When the music stops

In addition to greater transparency and discipline, investors want frank conversations about the fact that the current surge in cryptocurrency markets won’t last forever.

“It looks like there’s growth, but it’s really just a lot of fancy financial engineering,” Demirors said, describing a recycling of capital throughout the community.

For example, she pointed to Blockchain Capital, a venture capital firm that invested in the Silicon Valley fintech company Ripple, which owns vast amounts of the XRP cryptocurrency.

“Ripple took some of that XRP and gave it back to Blockchain Capital. Blockchain Capital then turns around and invests it in Coinbase,” Demirors said. “Coinbase now created a venture fund investing in startups Blockchain Capital is also investing in, who are then turning around and investing in startups with ICOs.”

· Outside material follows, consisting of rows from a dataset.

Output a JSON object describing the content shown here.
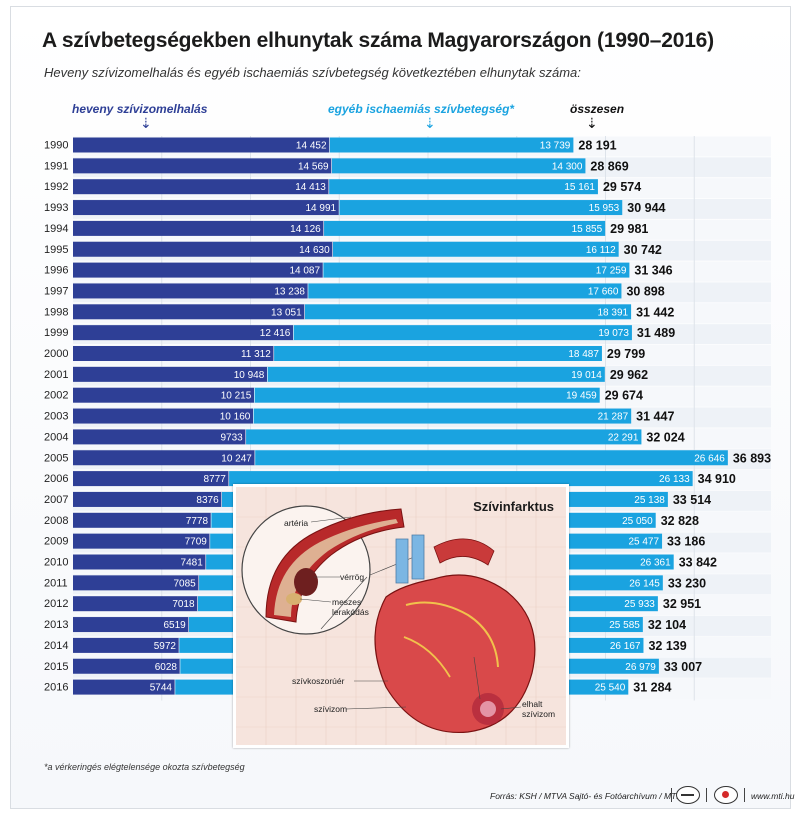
{
  "title": "A szívbetegségekben elhunytak száma Magyarországon (1990–2016)",
  "subtitle": "Heveny szívizomelhalás és egyéb ischaemiás szívbetegség következtében elhunytak száma:",
  "legend": {
    "series1": "heveny szívizomelhalás",
    "series2": "egyéb ischaemiás szívbetegség*",
    "total": "összesen"
  },
  "colors": {
    "series1": "#2e3f96",
    "series2": "#1aa3e0",
    "total_text": "#111111"
  },
  "chart_data": {
    "type": "bar",
    "orientation": "horizontal",
    "stacked": true,
    "categories": [
      "1990",
      "1991",
      "1992",
      "1993",
      "1994",
      "1995",
      "1996",
      "1997",
      "1998",
      "1999",
      "2000",
      "2001",
      "2002",
      "2003",
      "2004",
      "2005",
      "2006",
      "2007",
      "2008",
      "2009",
      "2010",
      "2011",
      "2012",
      "2013",
      "2014",
      "2015",
      "2016"
    ],
    "series": [
      {
        "name": "heveny szívizomelhalás",
        "values": [
          14452,
          14569,
          14413,
          14991,
          14126,
          14630,
          14087,
          13238,
          13051,
          12416,
          11312,
          10948,
          10215,
          10160,
          9733,
          10247,
          8777,
          8376,
          7778,
          7709,
          7481,
          7085,
          7018,
          6519,
          5972,
          6028,
          5744
        ],
        "labels": [
          "14 452",
          "14 569",
          "14 413",
          "14 991",
          "14 126",
          "14 630",
          "14 087",
          "13 238",
          "13 051",
          "12 416",
          "11 312",
          "10 948",
          "10 215",
          "10 160",
          "9733",
          "10 247",
          "8777",
          "8376",
          "7778",
          "7709",
          "7481",
          "7085",
          "7018",
          "6519",
          "5972",
          "6028",
          "5744"
        ]
      },
      {
        "name": "egyéb ischaemiás szívbetegség*",
        "values": [
          13739,
          14300,
          15161,
          15953,
          15855,
          16112,
          17259,
          17660,
          18391,
          19073,
          18487,
          19014,
          19459,
          21287,
          22291,
          26646,
          26133,
          25138,
          25050,
          25477,
          26361,
          26145,
          25933,
          25585,
          26167,
          26979,
          25540
        ],
        "labels": [
          "13 739",
          "14 300",
          "15 161",
          "15 953",
          "15 855",
          "16 112",
          "17 259",
          "17 660",
          "18 391",
          "19 073",
          "18 487",
          "19 014",
          "19 459",
          "21 287",
          "22 291",
          "26 646",
          "26 133",
          "25 138",
          "25 050",
          "25 477",
          "26 361",
          "26 145",
          "25 933",
          "25 585",
          "26 167",
          "26 979",
          "25 540"
        ]
      }
    ],
    "totals": [
      28191,
      28869,
      29574,
      30944,
      29981,
      30742,
      31346,
      30898,
      31442,
      31489,
      29799,
      29962,
      29674,
      31447,
      32024,
      36893,
      34910,
      33514,
      32828,
      33186,
      33842,
      33230,
      32951,
      32104,
      32139,
      33007,
      31284
    ],
    "total_labels": [
      "28 191",
      "28 869",
      "29 574",
      "30 944",
      "29 981",
      "30 742",
      "31 346",
      "30 898",
      "31 442",
      "31 489",
      "29 799",
      "29 962",
      "29 674",
      "31 447",
      "32 024",
      "36 893",
      "34 910",
      "33 514",
      "32 828",
      "33 186",
      "33 842",
      "33 230",
      "32 951",
      "32 104",
      "32 139",
      "33 007",
      "31 284"
    ],
    "grid": true,
    "legend_position": "top"
  },
  "inset": {
    "title": "Szívinfarktus",
    "labels": {
      "arteria": "artéria",
      "vérrög": "vérrög",
      "meszes": "meszes\nlerakódás",
      "koszoru": "szívkoszorúér",
      "szivizom": "szívizom",
      "elhalt": "elhalt\nszívizom"
    }
  },
  "footnote": "*a vérkeringés elégtelensége okozta szívbetegség",
  "source": "Forrás: KSH / MTVA Sajtó- és Fotóarchívum / MTI",
  "website": "www.mti.hu"
}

In Demirors’ interpretation, such patterns suggest the industry isn’t making as much money or attracting as much investment as the numbers might suggest. Rather, she said:

“It’s just a circular maelstrom of money.”

None of this is to say she’s become bearish on tokens. Quite the opposite. Like many investors, Demirors demands high standards because she wants token projects to succeed.

“I’m very optimistic and obviously I love this technology or I wouldn’t spend all my time on it,” Demirors said, concluding:

“But I do think we have to be realistic and honest with ourselves if this is going to succeed. The way things are going now, I really worry about sustainability.”